December 10, 2020

Court of Appeal allows rec league hockey player to seek punitive damages for on-ice collision (Szarowicz v. Birenbaum)

In this published opinion, the Court of Appeal allows a plaintiff to seek punitive damages for injuries he sustained in a recreational hockey game when he was violently checked by another player.

Ordinarily, under the primary assumption of risk doctrine, a participant in a sporting event cannot sue another participant for an injury that results from the inherent risks of the sport.  The trial court applied that doctrine here and granted the defendant's motion for summary judgment.  The trial court noted that, although the plaintiff was participating in a "no check" hockey league, the parties' witnesses agreed that "no check" does not mean "no contact," and that being checked is still an inherent risk of playing "no-check" hockey. 

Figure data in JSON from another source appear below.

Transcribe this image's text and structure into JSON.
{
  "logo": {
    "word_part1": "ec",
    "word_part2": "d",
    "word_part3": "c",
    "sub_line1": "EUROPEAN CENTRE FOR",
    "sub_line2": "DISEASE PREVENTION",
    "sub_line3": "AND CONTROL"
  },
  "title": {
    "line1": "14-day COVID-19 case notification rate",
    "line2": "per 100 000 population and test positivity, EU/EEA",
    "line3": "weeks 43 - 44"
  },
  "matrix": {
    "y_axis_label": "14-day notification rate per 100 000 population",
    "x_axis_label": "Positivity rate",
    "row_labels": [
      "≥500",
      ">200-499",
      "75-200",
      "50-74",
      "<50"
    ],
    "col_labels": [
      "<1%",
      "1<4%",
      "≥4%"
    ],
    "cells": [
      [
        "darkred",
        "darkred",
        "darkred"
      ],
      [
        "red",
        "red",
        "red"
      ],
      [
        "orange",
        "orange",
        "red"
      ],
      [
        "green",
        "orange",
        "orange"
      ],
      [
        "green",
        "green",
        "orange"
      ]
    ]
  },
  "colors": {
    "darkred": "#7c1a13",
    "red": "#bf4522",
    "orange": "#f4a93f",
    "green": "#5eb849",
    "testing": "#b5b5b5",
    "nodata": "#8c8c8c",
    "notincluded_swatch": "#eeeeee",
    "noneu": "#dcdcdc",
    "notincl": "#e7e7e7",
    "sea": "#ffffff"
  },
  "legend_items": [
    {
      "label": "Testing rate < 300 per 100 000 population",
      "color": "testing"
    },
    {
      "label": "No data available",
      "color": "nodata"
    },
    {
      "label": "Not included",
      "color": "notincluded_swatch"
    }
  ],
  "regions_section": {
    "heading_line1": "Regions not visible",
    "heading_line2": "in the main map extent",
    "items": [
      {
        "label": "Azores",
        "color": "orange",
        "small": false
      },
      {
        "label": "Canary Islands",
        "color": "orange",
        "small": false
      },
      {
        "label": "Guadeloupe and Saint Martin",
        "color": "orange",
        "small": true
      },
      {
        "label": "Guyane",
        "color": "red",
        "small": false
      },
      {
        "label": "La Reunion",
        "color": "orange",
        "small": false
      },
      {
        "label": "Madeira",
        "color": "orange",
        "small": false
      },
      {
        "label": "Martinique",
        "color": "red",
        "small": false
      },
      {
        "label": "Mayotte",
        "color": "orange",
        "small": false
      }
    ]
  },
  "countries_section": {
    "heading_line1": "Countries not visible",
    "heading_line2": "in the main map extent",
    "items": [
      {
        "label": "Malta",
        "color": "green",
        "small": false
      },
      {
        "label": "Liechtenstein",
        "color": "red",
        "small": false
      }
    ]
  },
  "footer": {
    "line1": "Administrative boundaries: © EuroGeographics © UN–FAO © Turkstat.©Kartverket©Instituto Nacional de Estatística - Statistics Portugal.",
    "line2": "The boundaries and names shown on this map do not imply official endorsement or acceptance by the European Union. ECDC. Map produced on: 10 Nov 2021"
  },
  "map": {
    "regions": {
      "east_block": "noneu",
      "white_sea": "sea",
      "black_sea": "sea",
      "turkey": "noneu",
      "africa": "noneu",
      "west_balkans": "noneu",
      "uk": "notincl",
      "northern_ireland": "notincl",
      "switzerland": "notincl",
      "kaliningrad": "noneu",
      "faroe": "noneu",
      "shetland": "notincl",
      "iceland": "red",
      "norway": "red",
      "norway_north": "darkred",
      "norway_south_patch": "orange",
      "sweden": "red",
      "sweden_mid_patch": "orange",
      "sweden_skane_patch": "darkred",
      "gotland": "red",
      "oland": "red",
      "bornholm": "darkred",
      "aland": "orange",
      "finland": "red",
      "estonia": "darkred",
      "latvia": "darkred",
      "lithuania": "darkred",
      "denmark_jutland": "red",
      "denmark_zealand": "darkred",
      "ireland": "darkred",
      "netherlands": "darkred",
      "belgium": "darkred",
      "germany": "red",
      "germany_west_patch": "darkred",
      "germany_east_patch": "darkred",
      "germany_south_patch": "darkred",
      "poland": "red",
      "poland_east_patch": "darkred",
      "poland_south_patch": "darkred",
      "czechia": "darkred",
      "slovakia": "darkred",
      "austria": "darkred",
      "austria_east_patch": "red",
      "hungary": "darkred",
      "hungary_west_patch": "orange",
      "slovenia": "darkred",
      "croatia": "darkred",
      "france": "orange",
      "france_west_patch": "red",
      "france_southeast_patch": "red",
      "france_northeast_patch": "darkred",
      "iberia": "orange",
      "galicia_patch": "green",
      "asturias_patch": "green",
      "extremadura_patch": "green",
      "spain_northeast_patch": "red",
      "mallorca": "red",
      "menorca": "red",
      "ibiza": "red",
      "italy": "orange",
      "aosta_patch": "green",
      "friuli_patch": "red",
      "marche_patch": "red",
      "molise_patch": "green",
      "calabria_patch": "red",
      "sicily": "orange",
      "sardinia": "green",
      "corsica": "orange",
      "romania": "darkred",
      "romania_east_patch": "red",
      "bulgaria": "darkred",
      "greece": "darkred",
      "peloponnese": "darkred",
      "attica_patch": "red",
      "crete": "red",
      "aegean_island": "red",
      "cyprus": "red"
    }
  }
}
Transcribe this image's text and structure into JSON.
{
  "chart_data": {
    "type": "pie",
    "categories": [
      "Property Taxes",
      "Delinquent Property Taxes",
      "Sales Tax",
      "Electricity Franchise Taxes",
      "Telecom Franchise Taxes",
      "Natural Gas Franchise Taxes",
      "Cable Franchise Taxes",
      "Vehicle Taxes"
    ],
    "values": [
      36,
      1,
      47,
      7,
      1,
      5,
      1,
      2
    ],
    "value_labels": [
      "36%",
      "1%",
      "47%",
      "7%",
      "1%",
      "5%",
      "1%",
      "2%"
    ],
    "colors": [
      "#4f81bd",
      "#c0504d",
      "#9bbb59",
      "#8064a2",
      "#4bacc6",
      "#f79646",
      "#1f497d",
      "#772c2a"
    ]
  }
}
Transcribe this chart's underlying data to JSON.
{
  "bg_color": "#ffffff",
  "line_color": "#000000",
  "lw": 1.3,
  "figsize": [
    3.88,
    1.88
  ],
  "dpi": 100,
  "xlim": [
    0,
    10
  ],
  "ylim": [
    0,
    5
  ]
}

The Court of Appeal (First District, Division Two) reversed the judgment and reinstated all of the plaintiff's claims, including his claim for punitive damages.  The court held that the primary assumption of risk doctrine does not apply when the defendant intentionally injures the plaintiff.  The court pointed to testimony from plaintiff's teammates, who said it appeared that the defendant in this case was intentionally trying to injure the plaintiff, rather than trying to make any legitimate hockey play.  According to the court, a jury could rely on that testimony and find that the defendant intended to harm the plaintiff, which would not only permit the plaintiff to recover compensatory damages, but would potentially support an award of punitive damages as well.

Presumably, plaintiffs' counsel will use this opinion as a template to pursue punitive damages for in-game collisions in other contact sports, and will oppose summary judgment motions with declarations by eyewitnesses who testify that the defendant appeared to have an intent to injure.